A particularly enjoyable moment: "Storms in Africa II," track 12 on Enyas Watermark [Geffen 9242332], was transformed from an enjoyable tune into a musical tour de force, with powerful dynamics, driving bass, floating highs and endless joy radiating effortlessly from trans-dimensional pressure-wave transducers (loudspeakers). Cant find track 12 on your copy of Watermark? Sorry, you bought yours too soon. Sometime after Enyas astounding success with this album, someone, probably Enya, had track 12 added to the CD. Even with the volume level at well above 90dB average, the system seemed like it had an endless well of watts. Ive never heard the 3A Signatures play so loud without the audible hint of being at the end of the line SPL-wise.
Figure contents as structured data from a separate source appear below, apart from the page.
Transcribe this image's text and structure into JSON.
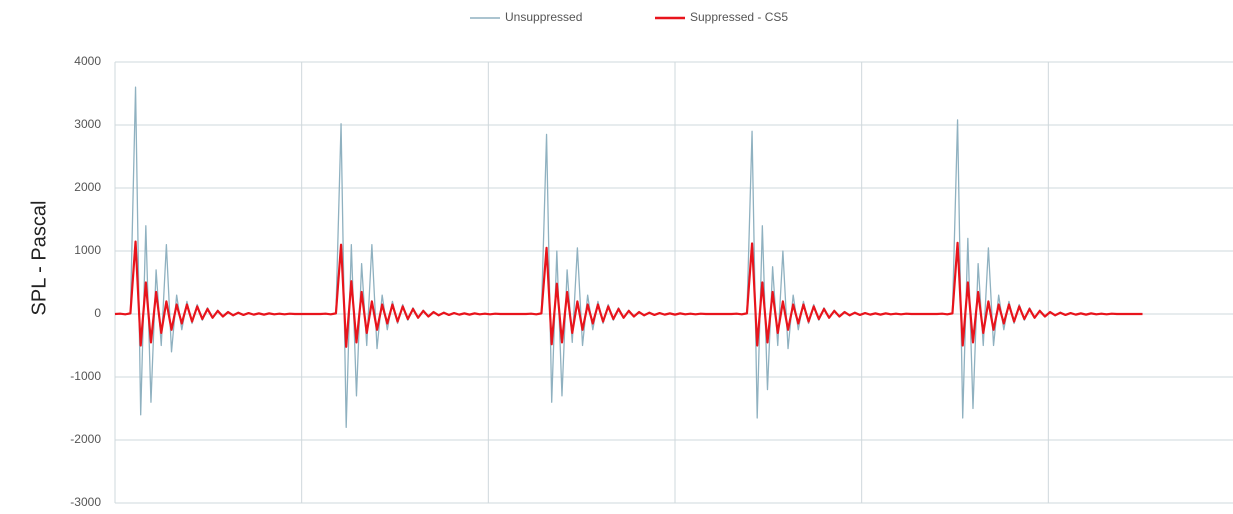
{
  "chart_data": {
    "type": "line",
    "y_label": "SPL - Pascal",
    "ylim": [
      -3000,
      4000
    ],
    "yticks": [
      -3000,
      -2000,
      -1000,
      0,
      1000,
      2000,
      3000,
      4000
    ],
    "xlim": [
      0,
      218
    ],
    "grid": true,
    "legend": "top",
    "series": [
      {
        "name": "Unsuppressed",
        "color": "#8fb1c0",
        "values": [
          0,
          10,
          -10,
          20,
          3600,
          -1600,
          1400,
          -1400,
          700,
          -500,
          1100,
          -600,
          300,
          -250,
          200,
          -150,
          150,
          -100,
          100,
          -60,
          60,
          -40,
          40,
          -30,
          30,
          -20,
          20,
          -15,
          15,
          -10,
          10,
          -10,
          10,
          -5,
          5,
          -5,
          5,
          0,
          0,
          0,
          0,
          10,
          -10,
          20,
          3020,
          -1800,
          1100,
          -1300,
          800,
          -500,
          1100,
          -550,
          300,
          -250,
          200,
          -150,
          150,
          -100,
          100,
          -60,
          60,
          -40,
          40,
          -30,
          30,
          -20,
          20,
          -15,
          15,
          -10,
          10,
          -10,
          10,
          -5,
          5,
          -5,
          5,
          0,
          0,
          0,
          0,
          10,
          -10,
          20,
          2850,
          -1400,
          1000,
          -1300,
          700,
          -450,
          1050,
          -500,
          300,
          -250,
          200,
          -150,
          150,
          -100,
          100,
          -60,
          60,
          -40,
          40,
          -30,
          30,
          -20,
          20,
          -15,
          15,
          -10,
          10,
          -10,
          10,
          -5,
          5,
          -5,
          5,
          0,
          0,
          0,
          0,
          10,
          -10,
          20,
          2900,
          -1650,
          1400,
          -1200,
          750,
          -500,
          1000,
          -550,
          300,
          -250,
          200,
          -150,
          150,
          -100,
          100,
          -60,
          60,
          -40,
          40,
          -30,
          30,
          -20,
          20,
          -15,
          15,
          -10,
          10,
          -10,
          10,
          -5,
          5,
          -5,
          5,
          0,
          0,
          0,
          0,
          10,
          -10,
          20,
          3080,
          -1650,
          1200,
          -1500,
          800,
          -500,
          1050,
          -500,
          300,
          -250,
          200,
          -150,
          150,
          -100,
          100,
          -60,
          60,
          -40,
          40,
          -30,
          30,
          -20,
          20,
          -15,
          15,
          -10,
          10,
          -10,
          10,
          -5,
          5,
          -5,
          5,
          0,
          0,
          0,
          0
        ]
      },
      {
        "name": "Suppressed - CS5",
        "color": "#e8141c",
        "values": [
          0,
          5,
          -5,
          10,
          1150,
          -500,
          500,
          -450,
          350,
          -300,
          200,
          -250,
          150,
          -150,
          150,
          -120,
          120,
          -80,
          80,
          -60,
          50,
          -40,
          30,
          -20,
          20,
          -15,
          15,
          -10,
          10,
          -10,
          10,
          -5,
          5,
          -5,
          5,
          0,
          0,
          0,
          0,
          0,
          0,
          5,
          -5,
          10,
          1100,
          -520,
          520,
          -450,
          350,
          -300,
          200,
          -250,
          150,
          -150,
          150,
          -120,
          120,
          -80,
          80,
          -60,
          50,
          -40,
          30,
          -20,
          20,
          -15,
          15,
          -10,
          10,
          -10,
          10,
          -5,
          5,
          -5,
          5,
          0,
          0,
          0,
          0,
          0,
          0,
          5,
          -5,
          10,
          1050,
          -480,
          480,
          -450,
          350,
          -300,
          200,
          -250,
          150,
          -150,
          150,
          -120,
          120,
          -80,
          80,
          -60,
          50,
          -40,
          30,
          -20,
          20,
          -15,
          15,
          -10,
          10,
          -10,
          10,
          -5,
          5,
          -5,
          5,
          0,
          0,
          0,
          0,
          0,
          0,
          5,
          -5,
          10,
          1120,
          -500,
          500,
          -450,
          350,
          -300,
          200,
          -250,
          150,
          -150,
          150,
          -120,
          120,
          -80,
          80,
          -60,
          50,
          -40,
          30,
          -20,
          20,
          -15,
          15,
          -10,
          10,
          -10,
          10,
          -5,
          5,
          -5,
          5,
          0,
          0,
          0,
          0,
          0,
          0,
          5,
          -5,
          10,
          1130,
          -500,
          500,
          -450,
          350,
          -300,
          200,
          -250,
          150,
          -150,
          150,
          -120,
          120,
          -80,
          80,
          -60,
          50,
          -40,
          30,
          -20,
          20,
          -15,
          15,
          -10,
          10,
          -10,
          10,
          -5,
          5,
          -5,
          5,
          0,
          0,
          0,
          0,
          0,
          0
        ]
      }
    ]
  }
}
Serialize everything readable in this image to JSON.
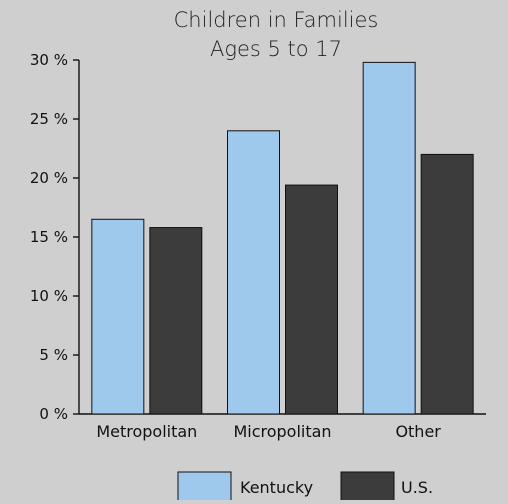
{
  "chart_data": {
    "type": "bar",
    "title": "Children in Families",
    "subtitle": "Ages 5 to 17",
    "categories": [
      "Metropolitan",
      "Micropolitan",
      "Other"
    ],
    "series": [
      {
        "name": "Kentucky",
        "values": [
          16.5,
          24.0,
          29.8
        ],
        "color": "#9ec8ec"
      },
      {
        "name": "U.S.",
        "values": [
          15.8,
          19.4,
          22.0
        ],
        "color": "#3c3c3c"
      }
    ],
    "ylim": [
      0,
      30
    ],
    "yticks": [
      {
        "value": 0,
        "label": "0 %"
      },
      {
        "value": 5,
        "label": "5 %"
      },
      {
        "value": 10,
        "label": "10 %"
      },
      {
        "value": 15,
        "label": "15 %"
      },
      {
        "value": 20,
        "label": "20 %"
      },
      {
        "value": 25,
        "label": "25 %"
      },
      {
        "value": 30,
        "label": "30 %"
      }
    ],
    "xlabel": "",
    "ylabel": "",
    "grid": false,
    "legend_position": "bottom",
    "background_color": "#cfcfcf"
  }
}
At the end of each listening session with the Belles 150A Reference amp, either in stereo or mono, I was energized and scintillated -- the same sort of feeling you get after an especially invigorating shower. I dont remember ever having this strong a reaction to listening to music on any other system. I thought the feeling might pass given increasing familiarity with these amps, but it never did -- and never tapered off even during the last week of listening. Over time, I usually grow accustomed to and complacent about the sound of most audio components. They may be incredible, but a couple of months later the sound is just what it is without any of the appreciation I had for it initially. The 150A Reference is the first amp I have used in my system that I stayed excited about over the entire review period -- and beyond. I had no expectation that the monoblock setup would be significantly different or better in any way than a single stereo amp, so I was completely surprised by how far the mono setup surpassed the performance of a single amp.
The last question is regarding Reviewers Choice. Prior to spending time with these amps, I thought there would never be a product that would justify a double Reviewers Choice nod from me. Well, here it is, the Belles 150A Reference -- extraordinary and possibly incomparable.